Me han pedido que predique esta homilía, y realmente es un gozo para mí hacerlo, como para cualquier otro que hubiera conocido a don Vicente.
Todas las personas a lo largo de la vida nos dejan una huella que puede ser mayor o menor, puede ser muy profunda y, por lo tanto, para bien o para mal. La huella que nos dejó a todos los que convivimos con él, los que tuvimos la oportunidad y la dicha de poderlo hacer, fue una huella muy profunda y para mucho bien.
Él era una persona extraordinaria, era una gran persona, eso, era una gran persona cristiana, y su ejemplo para nosotros siempre fue vivo, verdadero, sincero. Tele gramáticamente podíamos resumir el perfil de don Vicente diciendo una cosa muy extraordinaria: no mandaba, y era el fundador y era el rector del Colegio. No mandaba. Tenía el arte de hacernos sintónicos con las cosas que había que hacer, y ser verdaderamente adultos, responsables, y responsables juntos, corresponsables del Colegio. Sin mandar, todo iba muy bien.

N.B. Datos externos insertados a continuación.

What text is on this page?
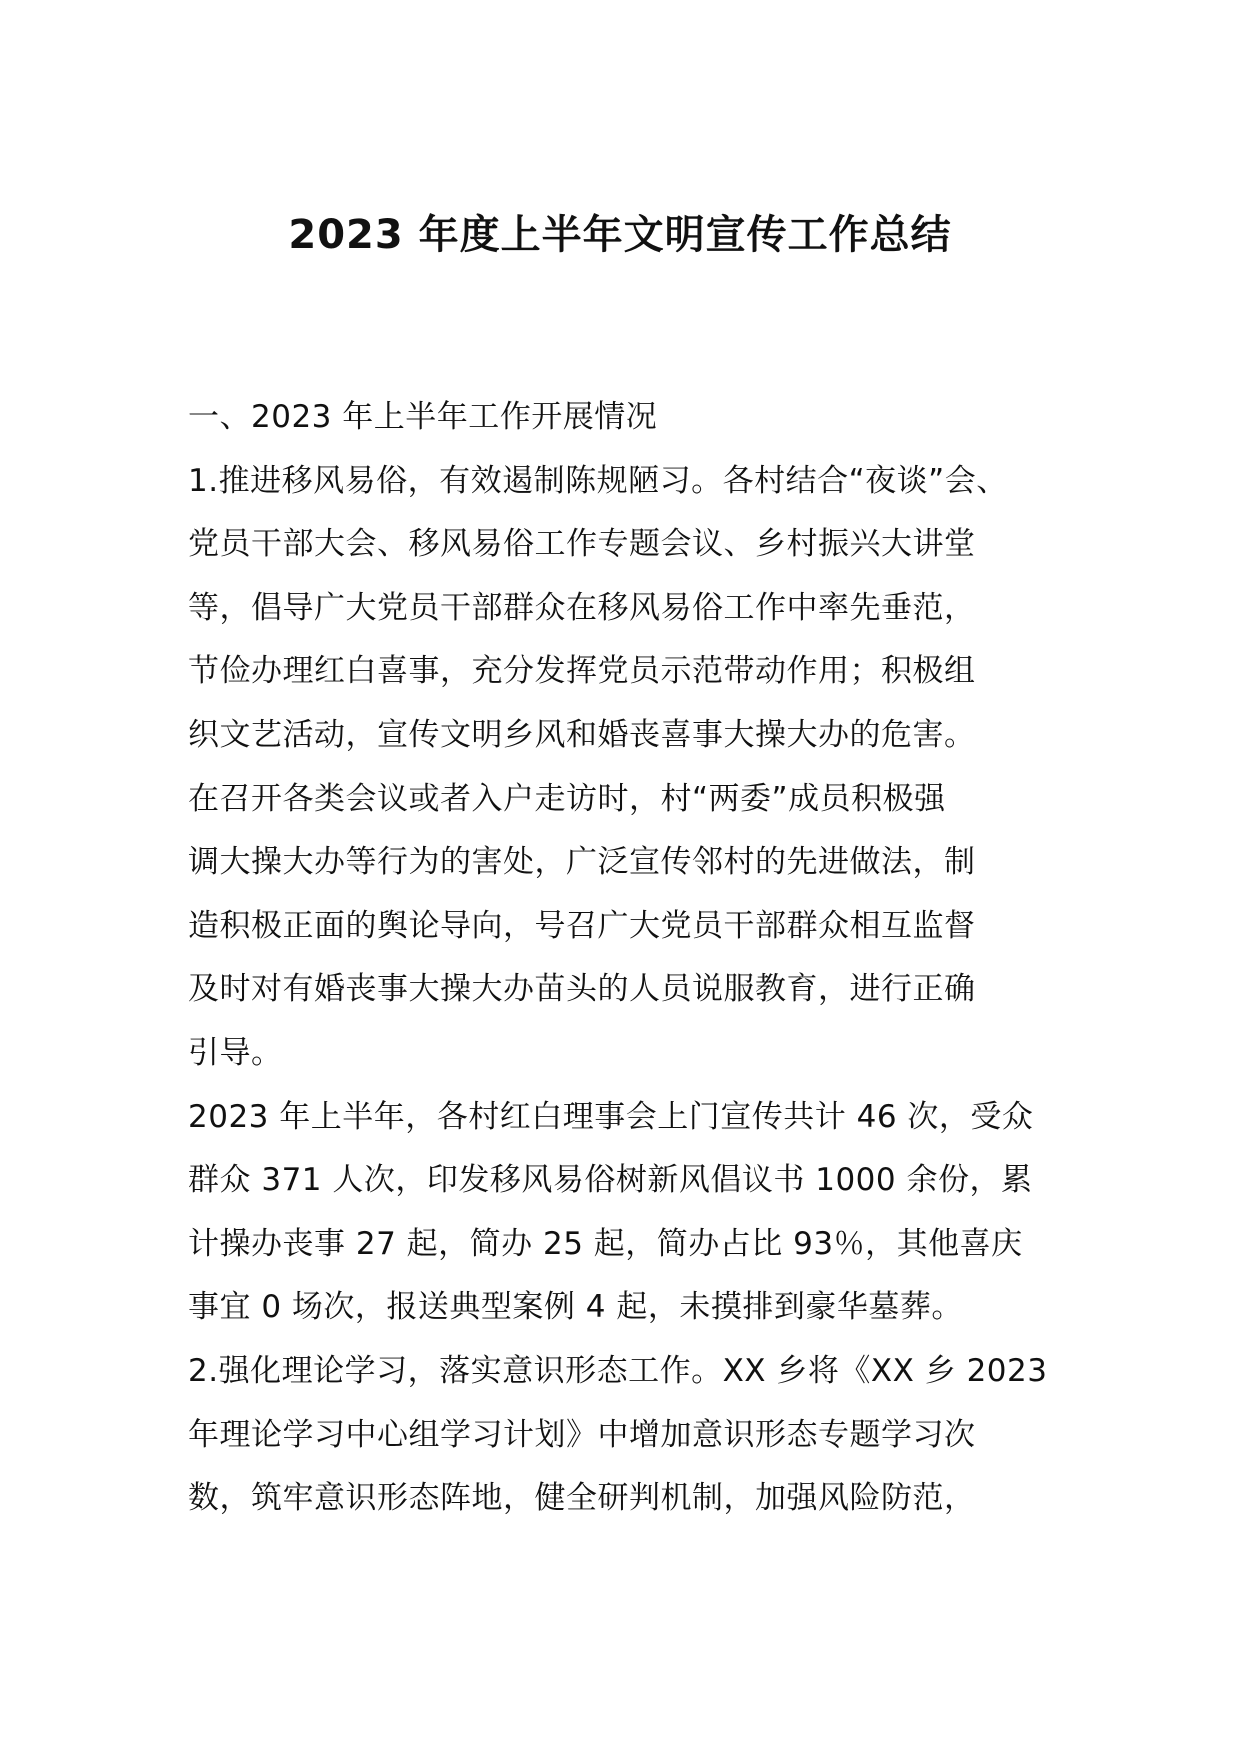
2023 年度上半年文明宣传工作总结
一、2023 年上半年工作开展情况
1.推进移风易俗，有效遏制陈规陋习。各村结合“夜谈”会、
党员干部大会、移风易俗工作专题会议、乡村振兴大讲堂
等，倡导广大党员干部群众在移风易俗工作中率先垂范，
节俭办理红白喜事，充分发挥党员示范带动作用；积极组
织文艺活动，宣传文明乡风和婚丧喜事大操大办的危害。
在召开各类会议或者入户走访时，村“两委”成员积极强
调大操大办等行为的害处，广泛宣传邻村的先进做法，制
造积极正面的舆论导向，号召广大党员干部群众相互监督
及时对有婚丧事大操大办苗头的人员说服教育，进行正确
引导。
2023 年上半年，各村红白理事会上门宣传共计 46 次，受众
群众 371 人次，印发移风易俗树新风倡议书 1000 余份，累
计操办丧事 27 起，简办 25 起，简办占比 93％，其他喜庆
事宜 0 场次，报送典型案例 4 起，未摸排到豪华墓葬。
2.强化理论学习，落实意识形态工作。XX 乡将《XX 乡 2023
年理论学习中心组学习计划》中增加意识形态专题学习次
数，筑牢意识形态阵地，健全研判机制，加强风险防范，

Él era profundamente alegre siempre, siempre, y tremendamente serio con todas las cosas serias que ocurrían, que él tenía entre manos. Era muy digno, tenía una dignidad personal sin ninguna afectación, y le salía en todos sus gestos, en todas sus palabras y, sin embargo, esa dignidad estaba combinada con un grandísimo espíritu de servicio en todo momento y para todos. Era un gran señor y a la vez de una profunda humildad, siempre era de un certero consejo, se preocupaba de nosotros, nunca de sí mismo. Y como anécdota, podíamos decir que era el desespero de su madre, la marquesa de la Bastida: decía que le regalaba unos zapatos, y al poco tiempo ya no los tenía, etc., etc., era de un desprendimiento total. Y sabía destrenzar perfectamente en cada cosa lo que era importante de lo que era accidental y pura bagatela. Hablaba, hablaba lo justo y sabía escuchar, no se cansaba de escuchar. Tenía –eso estaba clarísimo– grandes ideas, y sin embargo era tremendamente realista, tocando de pies al suelo. Tenía una inteligencia muy viva y ocurrente. Nunca fue irónico ni mordaz, nunca. Tenía una caridad sin tasa, tanto que toda la herencia que recibió de su abuelo fundador de la Trasmediterránea, la empleó en la construcción de ese Colegio en la colina del cerro de San Vicente, que todavía podéis verlo sin terminar.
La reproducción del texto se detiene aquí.